While our state economies differ in some basic ways, the people in each have reached similar conclusions about the value of taxing the highest incomes to make important public investments that improve our schools, economies, and quality of life: it works. We heard many of the same arguments that are now being made against the proposal in Massachusetts to raise taxes on incomes over a million dollars in order to invest in education and transportation, and our experience with similar taxes has proven to us – and the people of our states – that those claims don’t hold up. The new revenue has helped improve our states’ economies by supporting vital investments in education and infrastructure. And rather than suffer from millionaire migration, our states have grown million-dollar earners at a healthy rate — in fact at greater rates than many low- or no-tax states.
Since raising its top marginal tax rate to above 12 percent in 2012, California’s economy has soared. Unemployment has fallen by more than half, from 11 percent in 2012 to 4.3 percent today. Incomes across the board have risen at a rate faster than the national average. We’ve gone from a $27 billion state budget deficit to deciding how a $8 billion surplus should be divided between new investments in vital public supports, building up the rainy day fund, and paying down debt. When California voters were asked in 2016 to extend the tax increase, the margin of support was even larger than the first time. The lesson in California is clearly that tax fairness and public investment are good for economic growth and the fiscal health of our state.
Although opponents point to New Jersey, with a top marginal rate of 8.97 percent, as a cautionary tale on taxing high earners, the state has actually grown the number of million-dollar incomes between 2010 and 2015. New Jersey’s total adjusted gross income increased by $37.6 billion between 2004 (when we implemented the rate) to 2015, after adjusting for inflation. Former governor Chris Christie repeatedly vetoed efforts to raise additional taxes on millionaires to make important investments in New Jersey’s future on his way to becoming the least popular governor in America and the least popular in the state’s history.

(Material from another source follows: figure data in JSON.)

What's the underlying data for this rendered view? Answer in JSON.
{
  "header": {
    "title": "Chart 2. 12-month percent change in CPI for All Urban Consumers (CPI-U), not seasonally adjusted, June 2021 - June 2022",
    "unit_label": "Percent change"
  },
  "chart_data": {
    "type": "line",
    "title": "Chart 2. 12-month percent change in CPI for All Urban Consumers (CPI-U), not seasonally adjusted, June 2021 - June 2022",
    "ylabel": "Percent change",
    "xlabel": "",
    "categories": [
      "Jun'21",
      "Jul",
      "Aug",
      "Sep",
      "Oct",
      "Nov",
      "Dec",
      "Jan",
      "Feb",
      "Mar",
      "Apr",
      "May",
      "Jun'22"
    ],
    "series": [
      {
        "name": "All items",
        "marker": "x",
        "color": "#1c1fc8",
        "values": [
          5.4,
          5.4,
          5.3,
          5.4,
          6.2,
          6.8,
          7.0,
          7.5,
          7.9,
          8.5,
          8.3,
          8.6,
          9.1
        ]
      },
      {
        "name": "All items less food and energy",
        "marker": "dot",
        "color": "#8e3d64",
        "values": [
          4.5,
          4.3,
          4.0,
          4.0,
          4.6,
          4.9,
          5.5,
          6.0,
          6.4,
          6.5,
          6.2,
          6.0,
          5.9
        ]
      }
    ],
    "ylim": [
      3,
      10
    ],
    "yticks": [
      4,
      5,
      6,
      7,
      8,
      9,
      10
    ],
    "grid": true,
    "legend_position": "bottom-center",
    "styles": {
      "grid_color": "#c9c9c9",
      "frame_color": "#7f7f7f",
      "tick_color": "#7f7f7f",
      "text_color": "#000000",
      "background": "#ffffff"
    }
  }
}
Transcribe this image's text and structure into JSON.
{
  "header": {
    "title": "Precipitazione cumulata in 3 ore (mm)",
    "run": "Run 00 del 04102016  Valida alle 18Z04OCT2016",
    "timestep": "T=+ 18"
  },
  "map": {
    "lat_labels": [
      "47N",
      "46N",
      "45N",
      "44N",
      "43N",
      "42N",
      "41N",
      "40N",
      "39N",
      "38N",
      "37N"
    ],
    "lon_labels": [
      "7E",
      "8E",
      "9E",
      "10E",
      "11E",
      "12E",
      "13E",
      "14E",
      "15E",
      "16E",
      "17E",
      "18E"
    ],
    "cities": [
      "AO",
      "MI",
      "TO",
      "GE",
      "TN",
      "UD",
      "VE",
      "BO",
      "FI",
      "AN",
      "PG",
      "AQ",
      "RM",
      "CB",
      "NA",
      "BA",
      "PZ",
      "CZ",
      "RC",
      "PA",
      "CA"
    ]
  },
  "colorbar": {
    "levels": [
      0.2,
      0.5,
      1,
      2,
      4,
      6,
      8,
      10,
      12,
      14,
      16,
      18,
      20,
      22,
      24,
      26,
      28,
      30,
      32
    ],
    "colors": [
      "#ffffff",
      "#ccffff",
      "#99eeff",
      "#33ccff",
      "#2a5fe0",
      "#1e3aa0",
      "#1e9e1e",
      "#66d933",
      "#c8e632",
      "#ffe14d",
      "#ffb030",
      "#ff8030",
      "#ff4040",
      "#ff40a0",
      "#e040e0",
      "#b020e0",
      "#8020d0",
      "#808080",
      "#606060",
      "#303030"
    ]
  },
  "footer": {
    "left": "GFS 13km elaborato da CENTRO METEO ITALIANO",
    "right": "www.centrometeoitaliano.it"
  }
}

It’s important to separate fact from fiction about people with annual incomes over a million dollars. Research by Stanford University scholars Charles Varner and Cristobal Young shows that million-dollar earners actually migrate less often than other people, in part, as Young says, because they become “embedded” through business and personal connections. Working with US Treasury economists and analyzing 13 years of tax-return data for every single tax filer in the country who had a million-dollar income, Varner and Young concluded that millionaire tax flight occurs “only at the margins of statistical and socioeconomic significance.”
Similarly, our states’ experience strongly suggests that people with million-dollar incomes won’t leave Massachusetts from tax considerations in any significant number. Rather, the greater budgetary commitment to education and transportation will help provide the foundation to grow incomes at every segment, including the highest level.

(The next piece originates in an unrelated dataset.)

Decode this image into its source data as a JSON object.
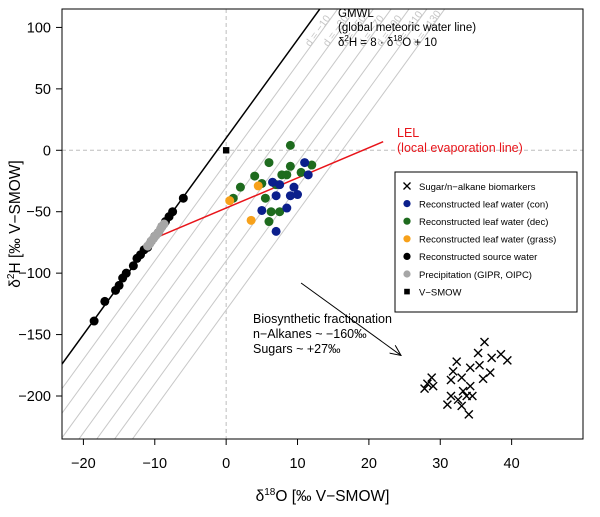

Strong state economies generate home-grown growth in earnings across the income ladder. That’s why the states across the US with the highest top tax rates have seen growth in the number of million-dollar incomes that’s at least as strong as in other states. In fact, four of the top seven states with the steepest increases in their share of millionaires had top income tax rates on par with or greater than proposed in Massachusetts.
The biggest economic risk for any state is failing to make the necessary investments in the future. As our experience attests, a Massachusetts tax on the very highest incomes will help ensure investments are made in education and transportation that lay the groundwork for broad-based prosperity.Chris Hoene is executive director of the California Budget and Policy Center and Gordon MacInnes is president of New Jersey Policy Perspective.